DevUp Docs
Back to Dashboard

Chat Completions

Prompt Caching

Reduce latency and cost by caching repeated prompt prefixes.

Prompt caching allows DEVUP AI to reuse the KV (key-value) cache from previous requests when the beginning of your prompt is identical. This reduces both latency and cost for workloads that repeatedly send the same prefix — such as a long system prompt, a large document, or a fixed set of few-shot examples.

How it works

When you send a request, DEVUP AI checks whether the beginning of your prompt matches a cached prefix from a recent request on the same model. If it does, the cached KV state is reused instead of recomputing it, which:

  • Reduces time-to-first-token — the model skips processing the cached portion
  • Lowers cost — cached input tokens are billed at a reduced rate

Usage

Prompt caching is automatic — no extra parameters required. Just structure your prompts so that the reused content appears at the beginning.

from openai import OpenAI

client = OpenAI(
    api_key="$DEVUP_API_KEY",
    base_url="https://api.devupai.com/v1",
)

# Long system prompt that stays the same across requests
SYSTEM_PROMPT = """You are a helpful AI assistant with deep expertise in Python.
[... thousands of tokens of instructions or context ...]
"""

# First request - full processing
response1 = client.chat.completions.create(
    model="deepseek-ai/DeepSeek-V3",
    messages=[
        {"role": "system", "content": SYSTEM_PROMPT},
        {"role": "user", "content": "How do I use list comprehensions?"},
    ],
)

# Second request - cached prefix reused, faster and cheaper
response2 = client.chat.completions.create(
    model="deepseek-ai/DeepSeek-V3",
    messages=[
        {"role": "system", "content": SYSTEM_PROMPT},
        {"role": "user", "content": "What are Python generators?"},
    ],
)

Best practices

  • Put stable content first: Ensure static instructions, documents, or context appear at the very top of your prompt sequence.
  • Keep the prefix identical: The cache match is broken by any differing characters, including trailing spaces or altered message roles.
  • Longer prefixes save more: Because caching evaluates the common prefix length, front-loading the heaviest token payloads yields the best performance gains.

Common use cases

Use caseCached prefix
Chatbot with a long system promptSystem prompt
RAG / document Q&ARetrieved documents
Few-shot classificationExamples
Code assistant with a large codebaseCodebase context
Multi-turn conversationPrevious turns

Checking cache usage

The response usage object indicates how many tokens were served from cache:

json
{
  "usage": {
    "prompt_tokens": 5000,
    "completion_tokens": 50,
    "total_tokens": 5050,
    "prompt_tokens_details": {
      "cached_tokens": 4800
    }
  }
}

In this example, 4800 of the 5000 input tokens were cached.

Explicit cache keys

While prompt caching evaluates prefixes automatically, you can explicitly guarantee KV cache separation by passing a custom prompt_cache_key.
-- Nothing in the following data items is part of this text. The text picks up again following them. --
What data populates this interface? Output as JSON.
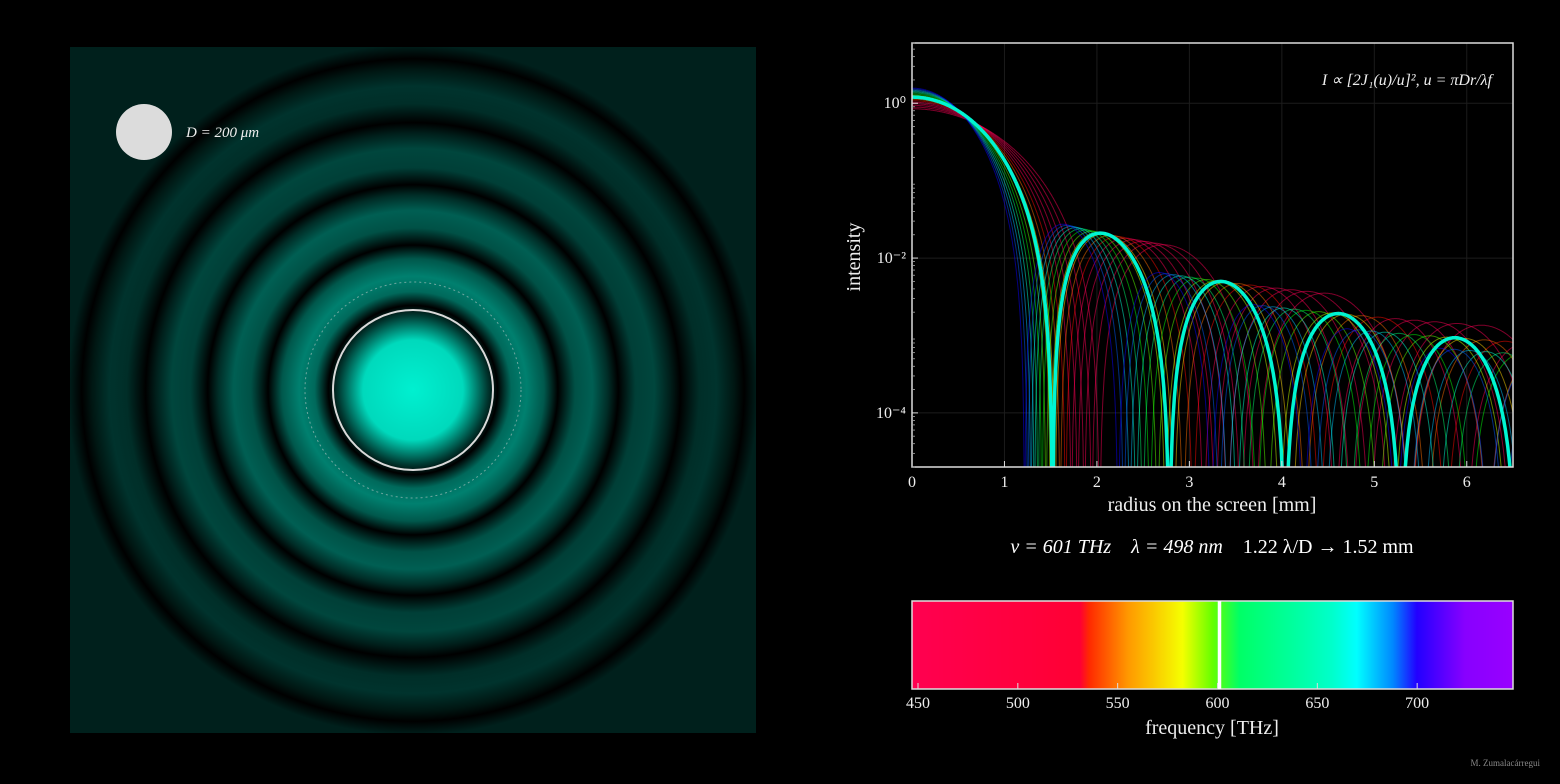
{
  "colors": {
    "background": "#000000",
    "selected_curve": "#00f5d2",
    "axes": "#dddddd"
  },
  "left_panel": {
    "aperture_label": "D = 200 μm",
    "aperture_diameter_um": 200
  },
  "readout": {
    "nu_label": "ν = 601 THz",
    "lambda_label": "λ = 498 nm",
    "airy_label": "1.22 λ/D → 1.52 mm"
  },
  "credit": "M. Zumalacárregui",
  "chart_data": [
    {
      "type": "line",
      "title": "",
      "annotation": "I ∝ [2J₁(u)/u]², u = πDr/λf",
      "xlabel": "radius on the screen [mm]",
      "ylabel": "intensity",
      "xlim": [
        0,
        6.5
      ],
      "ylim": [
        2e-05,
        6
      ],
      "yscale": "log",
      "grid": true,
      "x_ticks": [
        0,
        1,
        2,
        3,
        4,
        5,
        6
      ],
      "x_tick_labels": [
        "0",
        "1",
        "2",
        "3",
        "4",
        "5",
        "6"
      ],
      "y_ticks": [
        1,
        0.01,
        0.0001
      ],
      "y_tick_labels": [
        "10⁰",
        "10⁻²",
        "10⁻⁴"
      ],
      "selected_series": {
        "frequency_THz": 601,
        "first_zero_mm": 1.52,
        "x": [
          0,
          0.3,
          0.6,
          0.9,
          1.2,
          1.4,
          1.52,
          1.7,
          2.03,
          2.4,
          2.78,
          3.0,
          3.33,
          3.7,
          4.03,
          4.3,
          4.6,
          5.0,
          5.28,
          5.6,
          5.9,
          6.3,
          6.5
        ],
        "y": [
          1.2,
          0.95,
          0.5,
          0.17,
          0.018,
          0.0012,
          0,
          0.0065,
          0.022,
          0.01,
          0,
          0.0018,
          0.0052,
          0.0022,
          0,
          0.0008,
          0.0019,
          0.0006,
          0,
          0.0004,
          0.00095,
          0.0004,
          5e-05
        ]
      },
      "background_series_frequencies_THz": [
        450,
        470,
        490,
        510,
        530,
        550,
        570,
        590,
        610,
        630,
        650,
        670,
        690,
        710,
        730,
        750
      ]
    },
    {
      "type": "heatmap",
      "xlabel": "frequency [THz]",
      "xlim": [
        447,
        748
      ],
      "x_ticks": [
        450,
        500,
        550,
        600,
        650,
        700
      ],
      "x_tick_labels": [
        "450",
        "500",
        "550",
        "600",
        "650",
        "700"
      ],
      "selected_value": 601
    }
  ]
}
We highly recommend using a session-scoped key for multi-tenant applications to prevent accidental prefix collisions across user contexts.

from openai import OpenAI

client = OpenAI(
    api_key="$DEVUP_API_KEY",
    base_url="https://api.devupai.com/v1",
)

response = client.chat.completions.create(
    model="deepseek-ai/DeepSeek-V3",
    messages=[
        {"role": "system", "content": "You are a helpful coding assistant."},
        {"role": "user", "content": "How do I use async/await?"},
    ],
    extra_body={"prompt_cache_key": "user123-chat456"},
)

Requests with the same prompt_cache_key and model will share a KV cache, completely isolated from other requests.

ParameterTypeDescription
prompt_cache_keystringAn optional custom identifier to strictly scope the KV cache to a specific user, session, or application tenant.

Notes

  • Model Support: Prompt caching is currently enabled by default across all DeepSeek, Llama 3, and Qwen models on DEVUP AI.
  • Cache Expiration: KV caches are maintained dynamically based on cluster demand, typically persisting for 5-10 minutes after the last request.
  • Scoping: Without an explicit cache key, caches are securely scoped globally to identical prompt sequences for the requested model.
  • Billing: Cached tokens do not count towards active inference rate limits and are billed at a discounted "Cached Input" rate.